After that quandary, there is the fact that significantly colder air will surge in and the changeover to snow will take place across the region. But that very cold air is also very dry. So how much of the snow will sublimate on the way down? (Note:sublimation is when you go straight from solid -- snow -- to a vapor)

Add to that the fact that we're only talking about the I-70 corridor. We have readers/viewers/radio listeners from the Nebraska border to areas south of I-35. Up north, it's easier this time ... all snow and a lot of it! But to the south, we're in the same boat with how long the mix will last, etc.

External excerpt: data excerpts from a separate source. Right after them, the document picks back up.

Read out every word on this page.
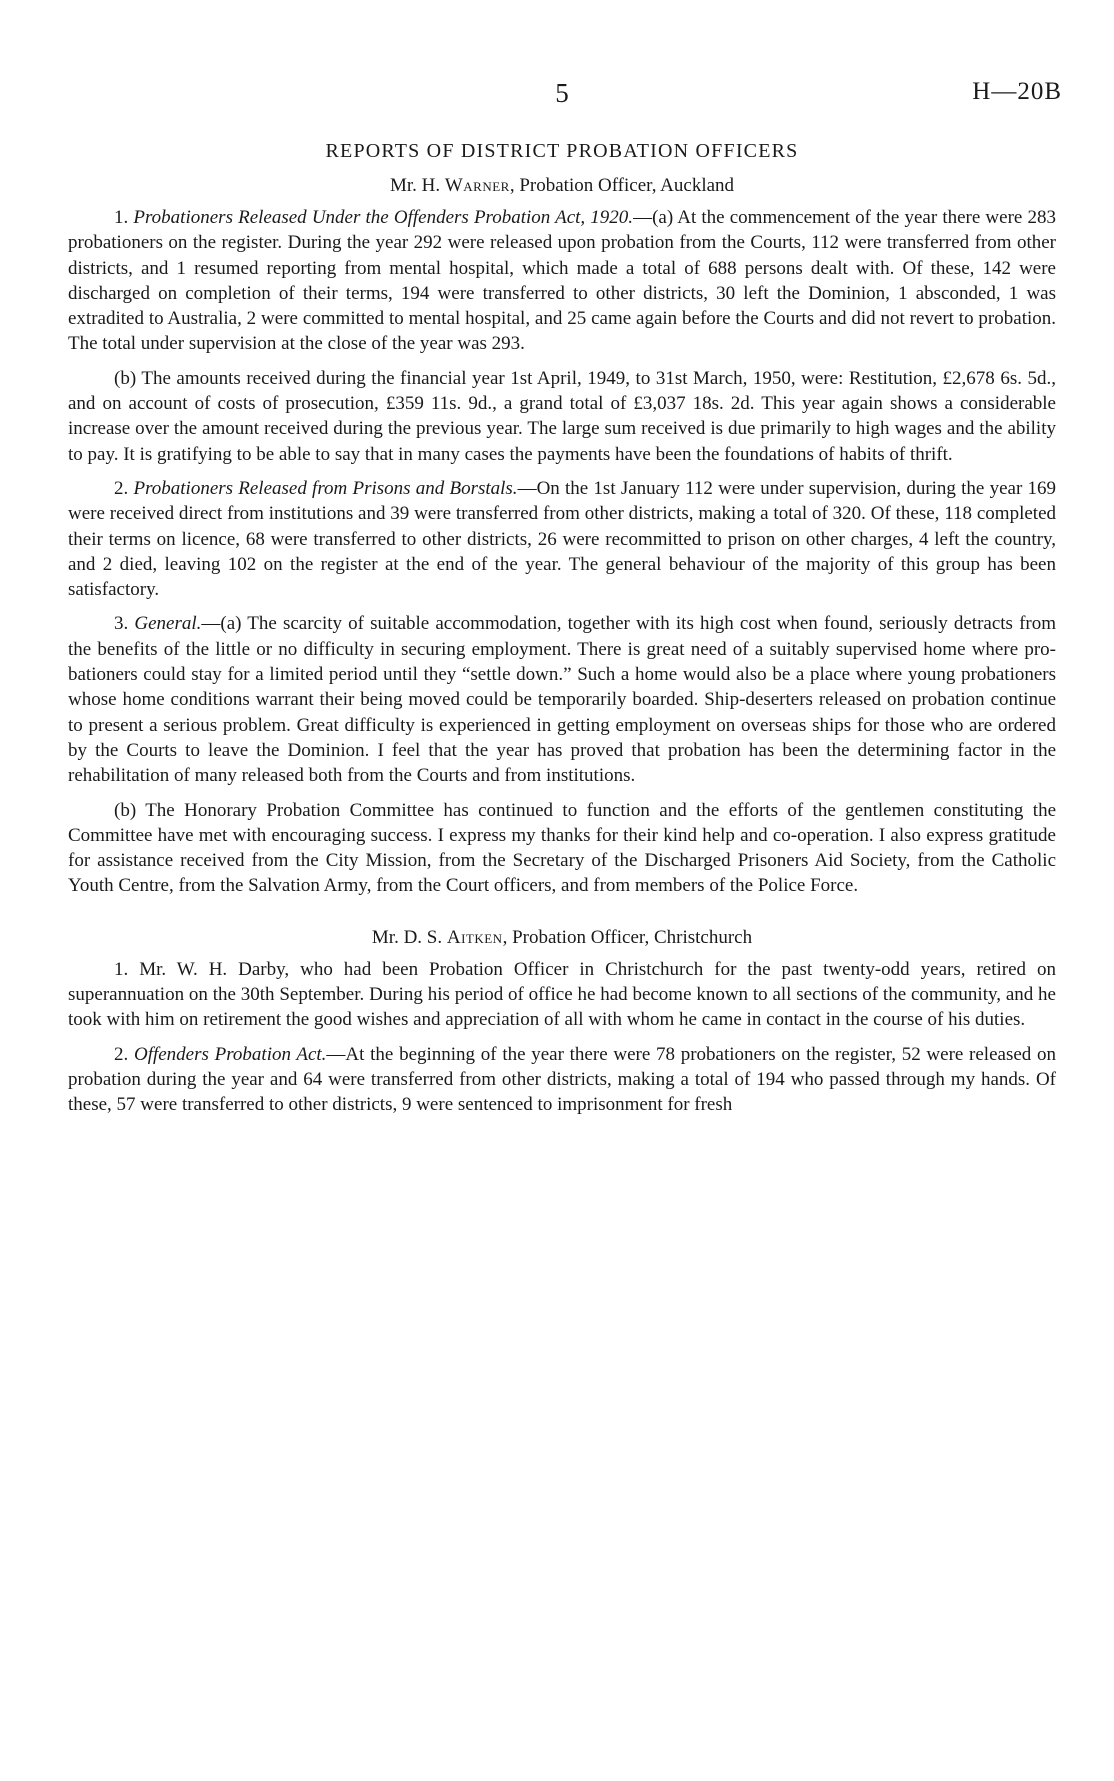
5	H—20B
REPORTS OF DISTRICT PROBATION OFFICERS
Mr. H. Warner, Probation Officer, Auckland

1. Probationers Released Under the Offenders Probation Act, 1920.—(a) At the commencement of the year there were 283 probationers on the register. During the year 292 were released upon probation from the Courts, 112 were transferred from other districts, and 1 resumed reporting from mental hospital, which made a total of 688 persons dealt with. Of these, 142 were discharged on completion of their terms, 194 were transferred to other districts, 30 left the Dominion, 1 absconded, 1 was extradited to Australia, 2 were committed to mental hospital, and 25 came again before the Courts and did not revert to probation. The total under supervision at the close of the year was 293.

(b) The amounts received during the financial year 1st April, 1949, to 31st March, 1950, were: Restitution, £2,678 6s. 5d., and on account of costs of prosecution, £359 11s. 9d., a grand total of £3,037 18s. 2d. This year again shows a considerable increase over the amount received during the previous year. The large sum received is due primarily to high wages and the ability to pay. It is gratifying to be able to say that in many cases the payments have been the foundations of habits of thrift.

2. Probationers Released from Prisons and Borstals.—On the 1st January 112 were under supervision, during the year 169 were received direct from institutions and 39 were transferred from other districts, making a total of 320. Of these, 118 completed their terms on licence, 68 were transferred to other districts, 26 were recommitted to prison on other charges, 4 left the country, and 2 died, leaving 102 on the register at the end of the year. The general behaviour of the majority of this group has been satisfactory.

3. General.—(a) The scarcity of suitable accommodation, together with its high cost when found, seriously detracts from the benefits of the little or no difficulty in securing employment. There is great need of a suitably supervised home where probationers could stay for a limited period until they “settle down.” Such a home would also be a place where young probationers whose home conditions warrant their being moved could be temporarily boarded. Ship-deserters released on probation continue to present a serious problem. Great difficulty is experienced in getting employment on overseas ships for those who are ordered by the Courts to leave the Dominion. I feel that the year has proved that probation has been the determining factor in the rehabilitation of many released both from the Courts and from institutions.

(b) The Honorary Probation Committee has continued to function and the efforts of the gentlemen constituting the Committee have met with encouraging success. I express my thanks for their kind help and co-operation. I also express gratitude for assistance received from the City Mission, from the Secretary of the Discharged Prisoners Aid Society, from the Catholic Youth Centre, from the Salvation Army, from the Court officers, and from members of the Police Force.

Mr. D. S. Aitken, Probation Officer, Christchurch

1. Mr. W. H. Darby, who had been Probation Officer in Christchurch for the past twenty-odd years, retired on superannuation on the 30th September. During his period of office he had become known to all sections of the community, and he took with him on retirement the good wishes and appreciation of all with whom he came in contact in the course of his duties.

2. Offenders Probation Act.—At the beginning of the year there were 78 probationers on the register, 52 were released on probation during the year and 64 were transferred from other districts, making a total of 194 who passed through my hands. Of these, 57 were transferred to other districts, 9 were sentenced to imprisonment for fresh
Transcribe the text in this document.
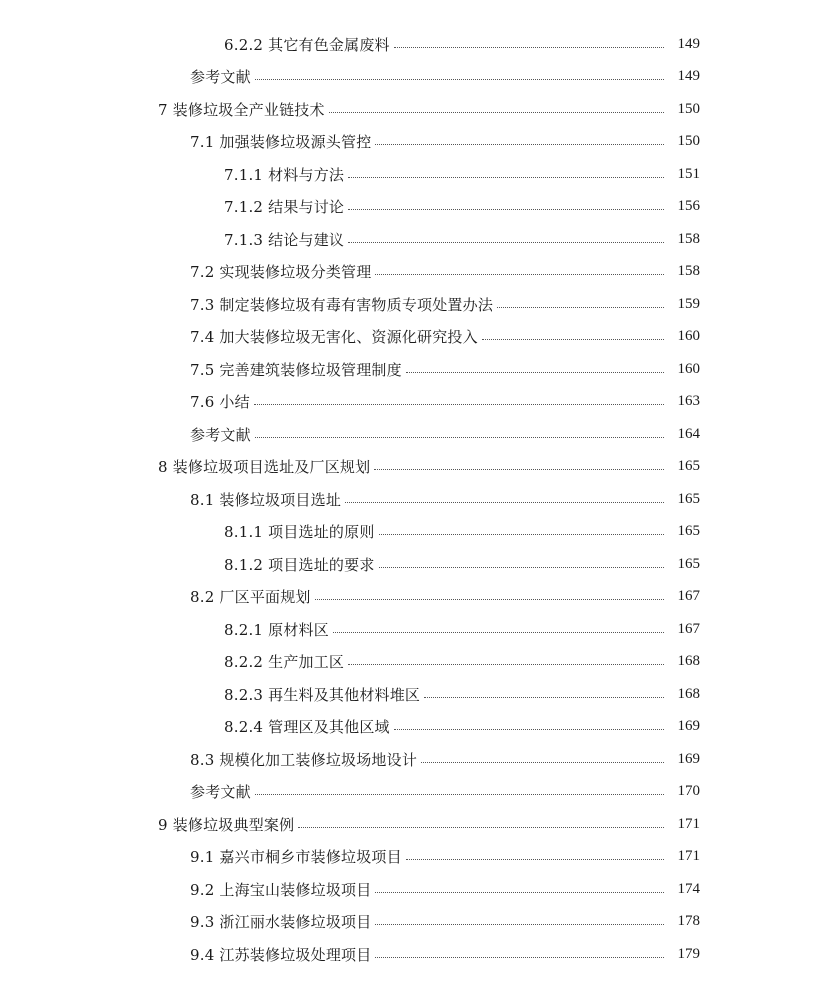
6.2.2 其它有色金属废料	149
参考文献	149
7 装修垃圾全产业链技术	150
7.1 加强装修垃圾源头管控	150
7.1.1 材料与方法	151
7.1.2 结果与讨论	156
7.1.3 结论与建议	158
7.2 实现装修垃圾分类管理	158
7.3 制定装修垃圾有毒有害物质专项处置办法	159
7.4 加大装修垃圾无害化、资源化研究投入	160
7.5 完善建筑装修垃圾管理制度	160
7.6 小结	163
参考文献	164
8 装修垃圾项目选址及厂区规划	165
8.1 装修垃圾项目选址	165
8.1.1 项目选址的原则	165
8.1.2 项目选址的要求	165
8.2 厂区平面规划	167
8.2.1 原材料区	167
8.2.2 生产加工区	168
8.2.3 再生料及其他材料堆区	168
8.2.4 管理区及其他区域	169
8.3 规模化加工装修垃圾场地设计	169
参考文献	170
9 装修垃圾典型案例	171
9.1 嘉兴市桐乡市装修垃圾项目	171
9.2 上海宝山装修垃圾项目	174
9.3 浙江丽水装修垃圾项目	178
9.4 江苏装修垃圾处理项目	179
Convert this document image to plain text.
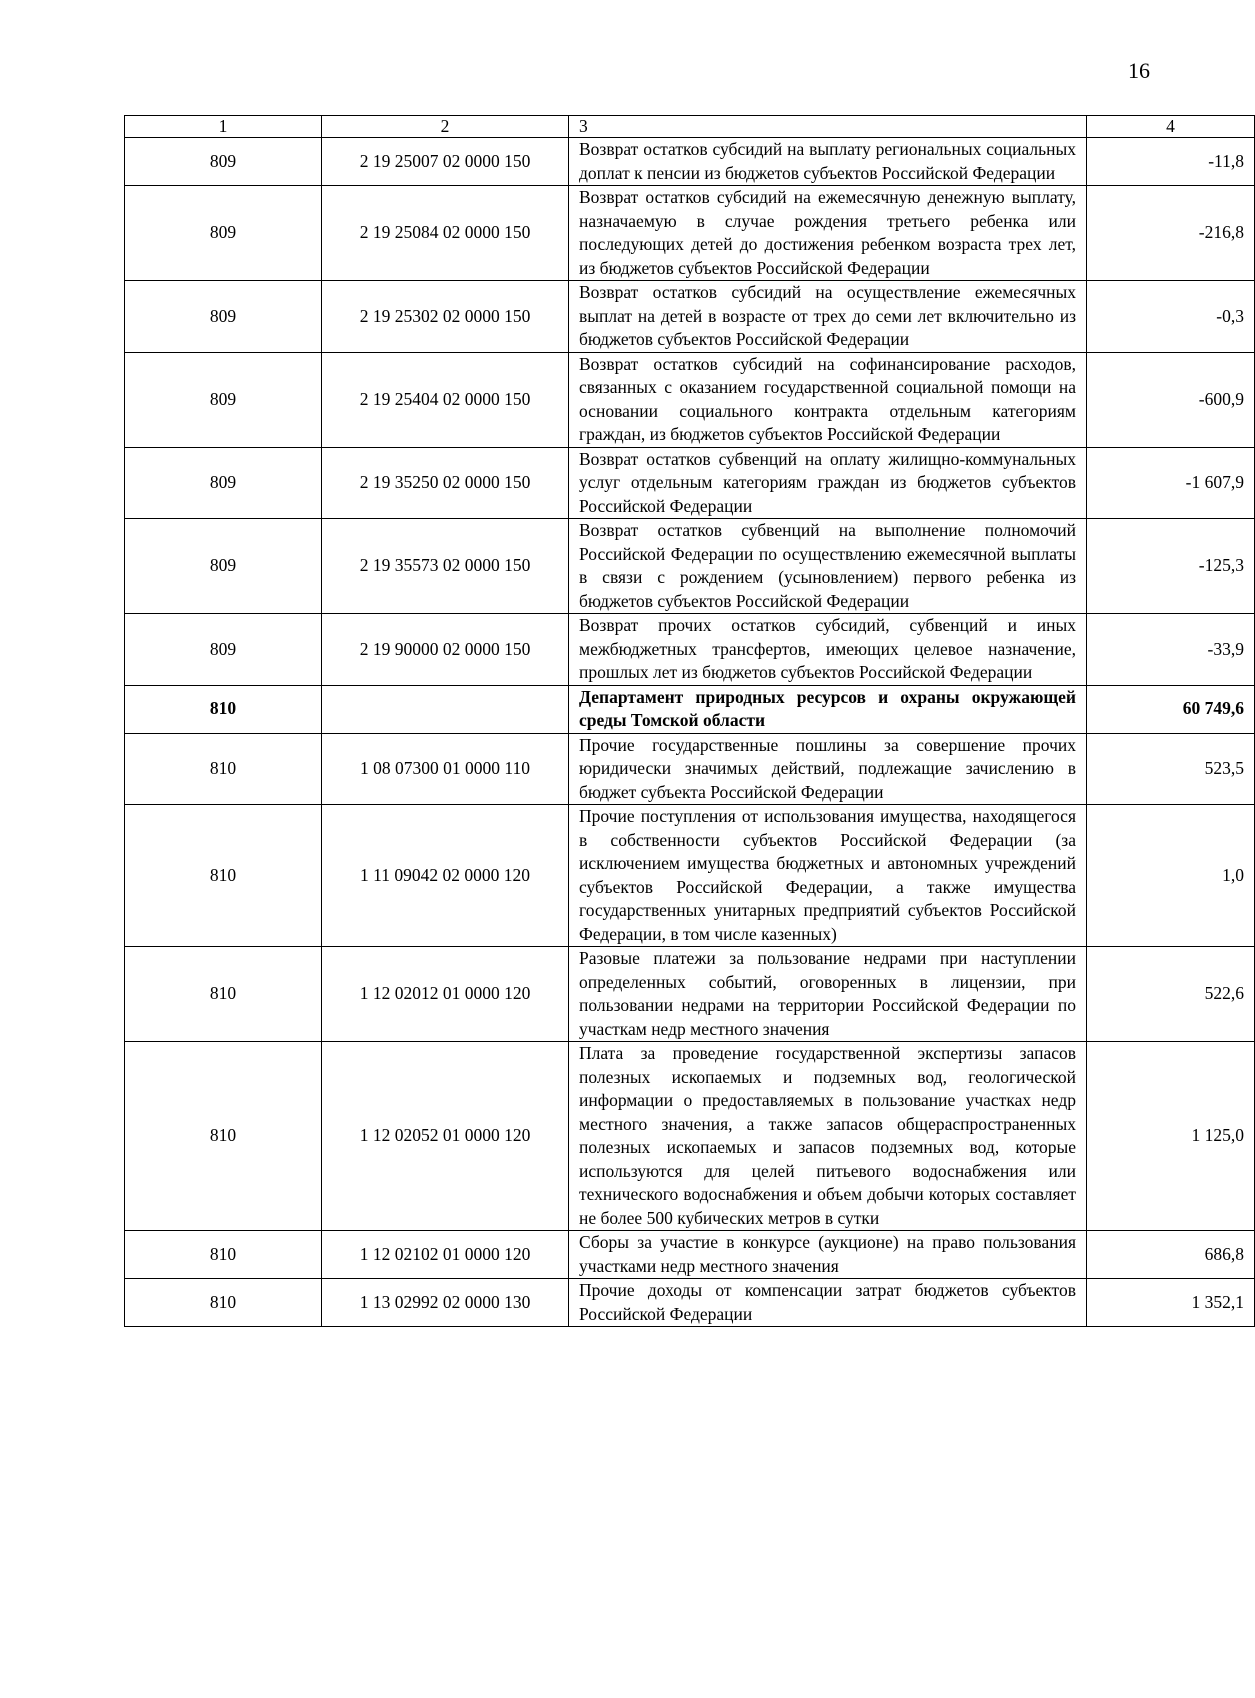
16
1	2	3	4
809	2 19 25007 02 0000 150	Возврат остатков субсидий на выплату региональных социальных доплат к пенсии из бюджетов субъектов Российской Федерации	-11,8
809	2 19 25084 02 0000 150	Возврат остатков субсидий на ежемесячную денежную выплату, назначаемую в случае рождения третьего ребенка или последующих детей до достижения ребенком возраста трех лет, из бюджетов субъектов Российской Федерации	-216,8
809	2 19 25302 02 0000 150	Возврат остатков субсидий на осуществление ежемесячных выплат на детей в возрасте от трех до семи лет включительно из бюджетов субъектов Российской Федерации	-0,3
809	2 19 25404 02 0000 150	Возврат остатков субсидий на софинансирование расходов, связанных с оказанием государственной социальной помощи на основании социального контракта отдельным категориям граждан, из бюджетов субъектов Российской Федерации	-600,9
809	2 19 35250 02 0000 150	Возврат остатков субвенций на оплату жилищно-коммунальных услуг отдельным категориям граждан из бюджетов субъектов Российской Федерации	-1 607,9
809	2 19 35573 02 0000 150	Возврат остатков субвенций на выполнение полномочий Российской Федерации по осуществлению ежемесячной выплаты в связи с рождением (усыновлением) первого ребенка из бюджетов субъектов Российской Федерации	-125,3
809	2 19 90000 02 0000 150	Возврат прочих остатков субсидий, субвенций и иных межбюджетных трансфертов, имеющих целевое назначение, прошлых лет из бюджетов субъектов Российской Федерации	-33,9
810		Департамент природных ресурсов и охраны окружающей среды Томской области	60 749,6
810	1 08 07300 01 0000 110	Прочие государственные пошлины за совершение прочих юридически значимых действий, подлежащие зачислению в бюджет субъекта Российской Федерации	523,5
810	1 11 09042 02 0000 120	Прочие поступления от использования имущества, находящегося в собственности субъектов Российской Федерации (за исключением имущества бюджетных и автономных учреждений субъектов Российской Федерации, а также имущества государственных унитарных предприятий субъектов Российской Федерации, в том числе казенных)	1,0
810	1 12 02012 01 0000 120	Разовые платежи за пользование недрами при наступлении определенных событий, оговоренных в лицензии, при пользовании недрами на территории Российской Федерации по участкам недр местного значения	522,6
810	1 12 02052 01 0000 120	Плата за проведение государственной экспертизы запасов полезных ископаемых и подземных вод, геологической информации о предоставляемых в пользование участках недр местного значения, а также запасов общераспространенных полезных ископаемых и запасов подземных вод, которые используются для целей питьевого водоснабжения или технического водоснабжения и объем добычи которых составляет не более 500 кубических метров в сутки	1 125,0
810	1 12 02102 01 0000 120	Сборы за участие в конкурсе (аукционе) на право пользования участками недр местного значения	686,8
810	1 13 02992 02 0000 130	Прочие доходы от компенсации затрат бюджетов субъектов Российской Федерации	1 352,1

I know not everyone agrees, but I love the snow. It's just too bad that some of our bigger storms have to be the ones that are also complex. I'm actually looking more forward to a good snow that is just that ... only snow. Then I can enjoy the snowfall AND the forecasting part of it won't be so draining!


Kookamooka 8 years, 4 months ago

Thanks for clarifying this. I look forward to more blogs of explanation. I'm with you about the snow. I love the stuff! Can't wait to sled.

Kris_H 8 years, 4 months ago

I'd rather drive in several inches of snow than any amount of ice. So if it has to do something, I'd rather have the snow, too.

lily 8 years, 4 months ago

I'm with Kris_H. I can deal with a lot of snow as opposed to a little ice.

beawolf 8 years, 4 months ago

I'm from Northern Minnesota. We call this icy, wet, rain/snow mix July. A little snow covering for the holidays would be nice.

Paul Decelles 8 years, 4 months ago

Hey Beawolf,

How many words do Minnesotans have for different types of snow?

mommymoore3 8 years, 4 months ago

3 types of snow in northern Minnesota. Snow, Blowing snow, and drifting snow. That pretty much sums it up.

Leslie Swearingen 8 years, 4 months ago

I also enjoy reading these blogs that explain the terms that you use. Now I know a new word, sublimate, from a solid to a vapor. I like the snow when it is the dry, fluffy kind. Especially the first day after a big snowfall when everything is covered and it is so quiet.

Curtis Lange 8 years, 4 months ago

We just live in a near no man's land for good snow storms (6+" storms). Just think, a couple hundred miles to our south and snow isn't very common. A couple hundred miles to our north and snow (a lot of it) is the norm in winter. All facets of a storm in our area have to be juuuuuust right. If they aren't, we get ice or the winter mix mess that is most likely going to occur tomorrow.

marysfunkygroove 8 years, 4 months ago

i want snow. not icy rain snow. just snow.